Temel Karamollaoğlu, Saadet Partisi Genel Merkezi'nde yaptığı haftalık basın toplantısında konuştu. Ülkemizdeki kadına yönelik şiddet konusunda dikkat çeken Karamollaoğlu, “Bunu düzeltmenin yolunu aramak mecburiyetindeyiz biz. Zaten yasak bu. Hangi inançta kadına şiddet kabul görmüş ki. Ama tedbirler alınırken yanlış yollara gidiliyor. Aileyi korumadan kadına şiddeti koruyamazsınız, önleyemezsiniz şiddeti” şeklinde konuştu.

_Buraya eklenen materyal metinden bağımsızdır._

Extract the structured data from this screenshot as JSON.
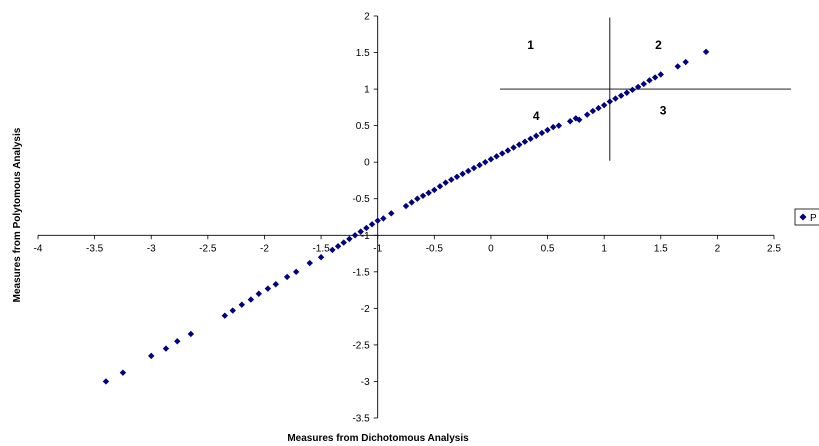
{
  "chart_data": {
    "type": "scatter",
    "xlabel": "Measures from Dichotomous Analysis",
    "ylabel": "Measures from Polytomous Analysis",
    "xlim": [
      -4,
      2.5
    ],
    "ylim": [
      -3.5,
      2
    ],
    "x_ticks": [
      -4,
      -3.5,
      -3,
      -2.5,
      -2,
      -1.5,
      -1,
      -0.5,
      0,
      0.5,
      1,
      1.5,
      2,
      2.5
    ],
    "x_tick_labels": [
      "-4",
      "-3.5",
      "-3",
      "-2.5",
      "-2",
      "-1.5",
      "-1",
      "-0.5",
      "0",
      "0.5",
      "1",
      "1.5",
      "2",
      "2.5"
    ],
    "y_ticks": [
      2,
      1.5,
      1,
      0.5,
      0,
      -0.5,
      -1,
      -1.5,
      -2,
      -2.5,
      -3,
      -3.5
    ],
    "y_tick_labels": [
      "2",
      "1.5",
      "1",
      "0.5",
      "0",
      "-0.5",
      "-1",
      "-1.5",
      "-2",
      "-2.5",
      "-3",
      "-3.5"
    ],
    "grid": false,
    "marker_color": "#000080",
    "legend": {
      "placement": "right",
      "entries": [
        {
          "label": "P"
        }
      ]
    },
    "reference_lines": [
      {
        "orientation": "vertical",
        "x": 1.05,
        "y_range": [
          0.02,
          1.98
        ]
      },
      {
        "orientation": "horizontal",
        "y": 1.0,
        "x_range": [
          0.08,
          2.65
        ]
      }
    ],
    "quadrant_labels": [
      {
        "text": "1",
        "x": 0.35,
        "y": 1.55
      },
      {
        "text": "2",
        "x": 1.48,
        "y": 1.55
      },
      {
        "text": "3",
        "x": 1.52,
        "y": 0.65
      },
      {
        "text": "4",
        "x": 0.4,
        "y": 0.58
      }
    ],
    "series": [
      {
        "x": [
          -3.4,
          -3.25,
          -3.0,
          -2.87,
          -2.77,
          -2.65,
          -2.35,
          -2.28,
          -2.2,
          -2.12,
          -2.05,
          -1.97,
          -1.9,
          -1.8,
          -1.72,
          -1.6,
          -1.5,
          -1.4,
          -1.35,
          -1.3,
          -1.25,
          -1.2,
          -1.15,
          -1.1,
          -1.05,
          -1.0,
          -0.95,
          -0.88,
          -0.75,
          -0.7,
          -0.65,
          -0.6,
          -0.55,
          -0.5,
          -0.45,
          -0.4,
          -0.35,
          -0.3,
          -0.25,
          -0.2,
          -0.15,
          -0.1,
          -0.05,
          0.0,
          0.05,
          0.1,
          0.15,
          0.2,
          0.25,
          0.3,
          0.35,
          0.4,
          0.45,
          0.5,
          0.55,
          0.6,
          0.7,
          0.75,
          0.78,
          0.85,
          0.9,
          0.95,
          1.0,
          1.05,
          1.1,
          1.15,
          1.2,
          1.25,
          1.3,
          1.35,
          1.4,
          1.45,
          1.5,
          1.65,
          1.72,
          1.9
        ],
        "y": [
          -3.0,
          -2.88,
          -2.65,
          -2.55,
          -2.45,
          -2.35,
          -2.1,
          -2.03,
          -1.95,
          -1.88,
          -1.8,
          -1.73,
          -1.67,
          -1.57,
          -1.5,
          -1.38,
          -1.3,
          -1.2,
          -1.15,
          -1.1,
          -1.05,
          -1.0,
          -0.95,
          -0.9,
          -0.85,
          -0.8,
          -0.77,
          -0.7,
          -0.6,
          -0.55,
          -0.5,
          -0.46,
          -0.42,
          -0.38,
          -0.33,
          -0.28,
          -0.24,
          -0.2,
          -0.16,
          -0.12,
          -0.08,
          -0.04,
          0.0,
          0.04,
          0.08,
          0.12,
          0.16,
          0.2,
          0.24,
          0.28,
          0.32,
          0.36,
          0.4,
          0.44,
          0.48,
          0.5,
          0.56,
          0.6,
          0.58,
          0.65,
          0.7,
          0.74,
          0.78,
          0.83,
          0.87,
          0.91,
          0.95,
          0.99,
          1.03,
          1.07,
          1.12,
          1.16,
          1.2,
          1.31,
          1.37,
          1.51
        ]
      }
    ]
  }
}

Saadet Partisi Genel Başkanı Temel Karamollaoğlu'nun açıklamalarından satırbaşları şöyle:

"HIYANETİN İŞARETİ"

Fikir insanlarına şiddet uygulanmasının altında ne yatıyor bunu anlamak mümkün değil. Hele de saldırıları anlamak mümkün değil. Bu sadece bir gafletin işareti değil. Bu bir hıyanetin işaretidir aynı zamanda. Bu ülkede fikir ve düşünce hürriyetini, tahakküm altına almaktan daha büyük bir kötülük olmaz. Fikir ve düşünce hürriyetinin bir ülkede kamil manada yaşanır olduğunun işareti, iktidarda bulunanların aleyhine birtakım ifadeler kullanıldığında şiddete başvurmadan, insanların kendi fikirlerinden dolayı sıkıntıya düşeceklerini akıllarına bile getirmemelidirler. Bu inanç olmalı.

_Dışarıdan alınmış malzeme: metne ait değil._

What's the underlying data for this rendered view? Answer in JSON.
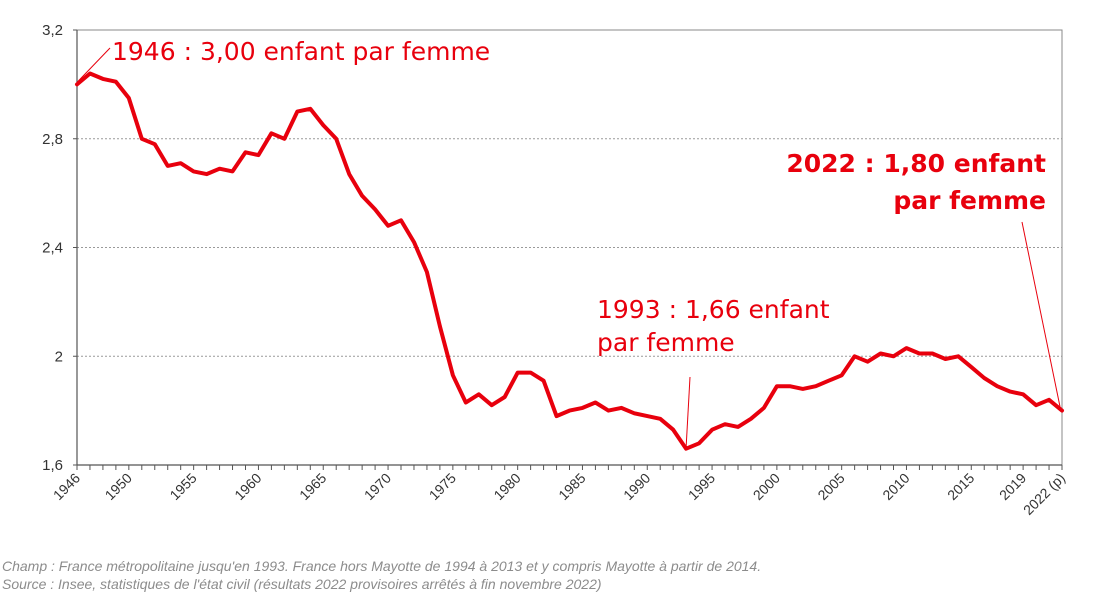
{
  "chart_data": {
    "type": "line",
    "title": "",
    "xlabel": "",
    "ylabel": "",
    "ylim": [
      1.6,
      3.2
    ],
    "y_ticks": [
      1.6,
      2,
      2.4,
      2.8,
      3.2
    ],
    "y_tick_labels": [
      "1,6",
      "2",
      "2,4",
      "2,8",
      "3,2"
    ],
    "x_tick_years": [
      1946,
      1950,
      1955,
      1960,
      1965,
      1970,
      1975,
      1980,
      1985,
      1990,
      1995,
      2000,
      2005,
      2010,
      2015,
      2019,
      2022
    ],
    "x_tick_labels": [
      "1946",
      "1950",
      "1955",
      "1960",
      "1965",
      "1970",
      "1975",
      "1980",
      "1985",
      "1990",
      "1995",
      "2000",
      "2005",
      "2010",
      "2015",
      "2019",
      "2022 (p)"
    ],
    "grid": "horizontal dotted",
    "line_color": "#e8000d",
    "series": [
      {
        "x": [
          1946,
          1947,
          1948,
          1949,
          1950,
          1951,
          1952,
          1953,
          1954,
          1955,
          1956,
          1957,
          1958,
          1959,
          1960,
          1961,
          1962,
          1963,
          1964,
          1965,
          1966,
          1967,
          1968,
          1969,
          1970,
          1971,
          1972,
          1973,
          1974,
          1975,
          1976,
          1977,
          1978,
          1979,
          1980,
          1981,
          1982,
          1983,
          1984,
          1985,
          1986,
          1987,
          1988,
          1989,
          1990,
          1991,
          1992,
          1993,
          1994,
          1995,
          1996,
          1997,
          1998,
          1999,
          2000,
          2001,
          2002,
          2003,
          2004,
          2005,
          2006,
          2007,
          2008,
          2009,
          2010,
          2011,
          2012,
          2013,
          2014,
          2015,
          2016,
          2017,
          2018,
          2019,
          2020,
          2021,
          2022
        ],
        "values": [
          3.0,
          3.04,
          3.02,
          3.01,
          2.95,
          2.8,
          2.78,
          2.7,
          2.71,
          2.68,
          2.67,
          2.69,
          2.68,
          2.75,
          2.74,
          2.82,
          2.8,
          2.9,
          2.91,
          2.85,
          2.8,
          2.67,
          2.59,
          2.54,
          2.48,
          2.5,
          2.42,
          2.31,
          2.11,
          1.93,
          1.83,
          1.86,
          1.82,
          1.85,
          1.94,
          1.94,
          1.91,
          1.78,
          1.8,
          1.81,
          1.83,
          1.8,
          1.81,
          1.79,
          1.78,
          1.77,
          1.73,
          1.66,
          1.68,
          1.73,
          1.75,
          1.74,
          1.77,
          1.81,
          1.89,
          1.89,
          1.88,
          1.89,
          1.91,
          1.93,
          2.0,
          1.98,
          2.01,
          2.0,
          2.03,
          2.01,
          2.01,
          1.99,
          2.0,
          1.96,
          1.92,
          1.89,
          1.87,
          1.86,
          1.82,
          1.84,
          1.8
        ]
      }
    ],
    "annotations": [
      {
        "year": 1946,
        "text_lines": [
          "1946 : 3,00 enfant par femme"
        ],
        "bold": false
      },
      {
        "year": 1993,
        "text_lines": [
          "1993 : 1,66 enfant",
          "par femme"
        ],
        "bold": false
      },
      {
        "year": 2022,
        "text_lines": [
          "2022 : 1,80 enfant",
          "par femme"
        ],
        "bold": true
      }
    ]
  },
  "notes": {
    "champ": "Champ : France métropolitaine jusqu'en 1993. France hors Mayotte de 1994 à 2013 et y compris Mayotte à partir de 2014.",
    "source": "Source : Insee, statistiques de l'état civil (résultats 2022 provisoires arrêtés à fin novembre 2022)"
  }
}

GÜLTEKİN'İN FİKİRLERİNE İTİBAR ETMEMEME RAĞMEN, SALDIRIYI KINIYORUM

Son günlerde Levent Gültekin’e bir saldırı gerçekleştirildi. Levent Gültekin’in son zamanlardaki değerlendirmelerinin hiç birisine katılmıyorum. Tam tersi hakikaten insanı derinden yaralayacak tarzda, bir zamanlar yakın olduğu Erbakan hocamızla ilgili söylediği sözlerin hepsini al çöpe at. Benim kanaatim bu. Ama böyle bir fikri gündeme getirdiği için kendisine bir saldırı yapılıyorsa, o saldırının da karşısında olduğumu herkesin bilmesini isterim. Herkes fikrini söylemek de serbesttir. O fikri, kullandığı ifadelerle, karşı tarafı rencide edecek tarzda ifade ederse onu da tasvip etmem. Ama bunun cevabı sopa ile verilmemelidir. Saldırıyla verilmemelidir. Korkutarak verilmemelidir. Çünkü; fikir ve düşünce hürriyeti benim muhaliflerime tanınmazsa, yarın benim de fikir ve düşünce hürriyetime saldırılar gerçekleştirilebilir. Ben bunu idrak edecek noktadayım. Başkaları da idrak etmektedirler. Düşünemeyenler, düşünme yetkisi yeteneği olmayanlar ancak saldırı ile problem çözmeye kalkarlar. Bundan dolayıdır ki; Gültekin’in fikir ve düşüncelerine hiç itibar etmememe rağmen ona yapılan saldırıyı şiddetle kınıyorum.

KADINA ŞİDDET

Biz artık ülkemizde kadına şiddetin olağan bir hal olarak görülmesini istemiyoruz. Annelerimizin eşlerimizin, kızlarımızın güvende ve geleceğinden emin bir şekilde yaşaması için çalışma ve eğitim hayatı başta olmak üzere tüm alanlarda gerekli düzenlemelerin yapılması gerektiğine inanıyoruz. Sadece kanun yaparak, sadece hukuki düzenlemelerle bu konunun üstesinden gelmek mümkün değil. Kanunlar çıkardık. İstanbul Sözleşmesini kabul etti Türkiye. Ne oldu kadına şiddet on misli arttı. Biz sadece kanunlar çıkararak değil, toplumda gerekli adımları atarak, eğitimde mutlaka bu konu gündeme alınmalı ve işlenmeli. Çocuklar zihinlerinde böyle bir yanlışlığa tevessül etmemeleri gerektiğini anlayarak özümseyerek yetişmeliler. Televizyon programlarında dışarda bu konu, bu şekilde işlenmeli. Siz her televizyon programında, kadına şiddeti güncel hadiseymiş gibi gösterir, arkasından da ‘bak bu ne kadar kötü bir şey, anladın mı’ dersen, başına bir bela gelir senin. Bunu düzeltmenin yolunu aramak mecburiyetindeyiz biz. Sadece yasak koymak… Zaten yasak bu. Hangi inançta kadına şiddet kabul görmüş ki. Ama tedbirler alınırken yanlış yollara gidiliyor. Aileyi korumadan kadına şiddeti koruyamazsınız, önleyemezsiniz şiddeti.